Pour tout ce qui précède, le choix de Microsoft de commander pour la GÉOGRAPHIE est parfait si, en effet, cela peut aider les personnes novices en données géospatiales qui prennent l'expression "Latitude / Longitude" au pied de la lettre, comme elles le font habituellement. Aussi fier que quiconque puisse être à propos de l'utilisation du SIG à ce jour, même 100 % de toutes ces données ne représentent pas 1 % de ce qui arrive à mesure que la technologie géospatiale se généralise, donc ce que les gens qui découvrent l'art s'attendent à ne pas négliger à la légère .

Si c'était moi, j'aurais probablement été conventionnel et m'en serais tenu à la commande (lon, lat).
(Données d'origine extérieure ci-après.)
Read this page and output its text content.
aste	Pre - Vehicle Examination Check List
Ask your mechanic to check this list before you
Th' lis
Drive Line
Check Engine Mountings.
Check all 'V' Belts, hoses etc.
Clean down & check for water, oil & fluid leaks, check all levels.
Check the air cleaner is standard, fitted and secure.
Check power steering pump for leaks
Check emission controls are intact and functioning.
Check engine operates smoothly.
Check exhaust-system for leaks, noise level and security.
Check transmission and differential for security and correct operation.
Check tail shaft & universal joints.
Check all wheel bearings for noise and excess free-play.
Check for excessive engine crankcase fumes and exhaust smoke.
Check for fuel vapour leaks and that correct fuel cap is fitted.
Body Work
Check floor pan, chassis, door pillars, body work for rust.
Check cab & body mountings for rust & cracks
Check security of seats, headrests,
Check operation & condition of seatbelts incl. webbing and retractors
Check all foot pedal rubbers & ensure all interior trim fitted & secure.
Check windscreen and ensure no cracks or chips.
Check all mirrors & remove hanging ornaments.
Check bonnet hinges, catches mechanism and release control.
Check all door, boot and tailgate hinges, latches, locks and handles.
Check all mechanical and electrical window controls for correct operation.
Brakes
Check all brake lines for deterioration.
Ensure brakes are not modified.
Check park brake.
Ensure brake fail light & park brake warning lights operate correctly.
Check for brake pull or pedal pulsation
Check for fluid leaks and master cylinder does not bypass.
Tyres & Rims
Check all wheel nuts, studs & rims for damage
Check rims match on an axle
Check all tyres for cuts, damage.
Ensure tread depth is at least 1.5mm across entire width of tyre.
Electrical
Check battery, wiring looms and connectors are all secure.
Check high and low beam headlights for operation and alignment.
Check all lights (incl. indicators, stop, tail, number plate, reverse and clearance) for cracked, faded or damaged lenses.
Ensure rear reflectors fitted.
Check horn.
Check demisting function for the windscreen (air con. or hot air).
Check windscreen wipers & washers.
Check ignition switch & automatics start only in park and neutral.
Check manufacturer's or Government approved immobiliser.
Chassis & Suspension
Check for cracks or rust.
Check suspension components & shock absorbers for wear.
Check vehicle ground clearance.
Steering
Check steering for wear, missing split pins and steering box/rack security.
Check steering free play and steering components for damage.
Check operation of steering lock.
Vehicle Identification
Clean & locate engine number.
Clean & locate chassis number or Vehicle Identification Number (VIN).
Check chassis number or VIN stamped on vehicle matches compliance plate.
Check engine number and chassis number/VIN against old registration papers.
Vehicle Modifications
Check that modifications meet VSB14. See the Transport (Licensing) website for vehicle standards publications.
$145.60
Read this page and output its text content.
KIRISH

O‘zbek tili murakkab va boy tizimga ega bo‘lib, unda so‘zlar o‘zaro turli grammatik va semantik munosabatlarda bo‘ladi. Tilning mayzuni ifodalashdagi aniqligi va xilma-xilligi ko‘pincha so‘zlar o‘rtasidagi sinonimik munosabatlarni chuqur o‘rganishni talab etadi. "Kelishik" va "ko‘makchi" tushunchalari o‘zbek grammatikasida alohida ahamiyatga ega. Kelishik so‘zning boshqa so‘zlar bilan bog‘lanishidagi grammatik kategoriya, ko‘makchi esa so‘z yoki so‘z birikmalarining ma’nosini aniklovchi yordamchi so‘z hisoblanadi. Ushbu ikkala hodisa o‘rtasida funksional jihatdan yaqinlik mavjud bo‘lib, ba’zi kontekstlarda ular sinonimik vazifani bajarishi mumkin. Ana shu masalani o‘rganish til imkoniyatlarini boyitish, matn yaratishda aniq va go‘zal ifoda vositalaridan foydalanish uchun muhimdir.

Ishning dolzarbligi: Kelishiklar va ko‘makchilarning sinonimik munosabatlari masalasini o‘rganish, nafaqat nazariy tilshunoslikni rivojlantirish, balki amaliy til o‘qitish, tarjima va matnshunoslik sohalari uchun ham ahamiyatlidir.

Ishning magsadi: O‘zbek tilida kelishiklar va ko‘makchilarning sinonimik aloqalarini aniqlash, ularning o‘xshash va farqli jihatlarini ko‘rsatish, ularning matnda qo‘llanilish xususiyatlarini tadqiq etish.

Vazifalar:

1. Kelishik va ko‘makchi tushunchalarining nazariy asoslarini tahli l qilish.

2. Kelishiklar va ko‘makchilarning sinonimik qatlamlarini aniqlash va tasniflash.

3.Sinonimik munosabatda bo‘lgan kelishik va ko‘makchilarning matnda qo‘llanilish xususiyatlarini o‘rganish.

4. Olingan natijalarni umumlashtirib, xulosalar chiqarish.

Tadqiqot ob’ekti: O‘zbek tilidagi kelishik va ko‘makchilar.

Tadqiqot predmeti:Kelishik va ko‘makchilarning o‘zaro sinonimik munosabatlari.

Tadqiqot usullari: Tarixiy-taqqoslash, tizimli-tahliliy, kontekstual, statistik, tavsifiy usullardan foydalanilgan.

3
Mais alors, il ne fait aucun doute que j'aurais pris la tâche d'expliquer encore et encore à des centaines de millions de personnes à l'avenir (dont aucun ne lira de documentation) que par "Latitude / Longitude" je voulais vraiment qu'ils comprennent qu'ils doivent mettre leurs coordonnées dans l'ordre "Longitude / Latitude". Quiconque critique Microsoft dans ce choix devrait réfléchir à deux fois à la façon dont il gérerait cela.


En supposant que la colonne est indexée, ce qui suit devrait être raisonnablement efficace.

Avec deux recherches de 10 lignes puis une sorte de (jusqu'à) 20 retours.

(c'est-à-dire potentiellement quelque chose comme ci-dessous)

Ou une autre possibilité (qui réduit le nombre de lignes triées à max 10)

NB : Le plan d'exécution ci-dessus concernait la définition de table simple

Techniquement, le tri sur la branche du bas ne devrait pas non plus être nécessaire car il est également ordonné par Diff, et il serait possible de fusionner les deux résultats ordonnés. Mais je n'ai pas pu obtenir ce plan.

The query has ORDER BY Diff ASC, YourCol ASC and not just ORDER BY YourCol ASC , because that was what ended up working to get rid of the Sort in the top branch of the plan. I needed to add the secondary column in (even though it won't ever change the result as YourCol will be the same for all values with the same Diff) so it would go through the merge join (concatenation) without adding a Sort.

SQL Server seems able to infer that an index on X seeked in ascending order will deliver rows ordered by X + Y and no sort is necessary. But it is not able to infer that travelling the index in descending order will deliver rows in the same order as Y-X (or even just unary minus X). Both branches of the plan use an index to avoid a sort but the TOP 10 in the bottom branch are then sorted by Diff (even though they are already in that order) to get them in the desired order for the merge.

For other queries/table definitions it may be trickier or not possible to get the merge plan with just a sort of one branch - as it relies on finding an ordering expression that SQL Server:


How to Best Implement nearest neighbour search in mysql?

I have 100k biz record each with lattitude and longitude. I see that MySQL actually support a data type called point. Should I use that instead?

Is it best to use point data type rather than regular float data type to store latitutude and longitude?

Eventually I want to find things like the first 100 restaurants closest to points 105,6 for example and my databases contains a lot of biz and points. Obviously computing the distance one by one for every records and for every points would be O(n) and hence sucks.

Notice that I am aware of a simpler solution described in How do Application Like Yelp Retrieve distance information from data base efficiently and will implement that my self too for a start. That's a good answer.

However, I think there is one creme of the crop answer that should outperform that right? In fact, storing location based on latitude and longitude and finding stuffs nearest to it is a very common problem I expect mysql to have a special design pattern for that. Does it have that?


Voir la vidéo: 13- Find closest lat, long to your location using SQL server. البحث عن أداة قرب موقعي (Octobre 2021).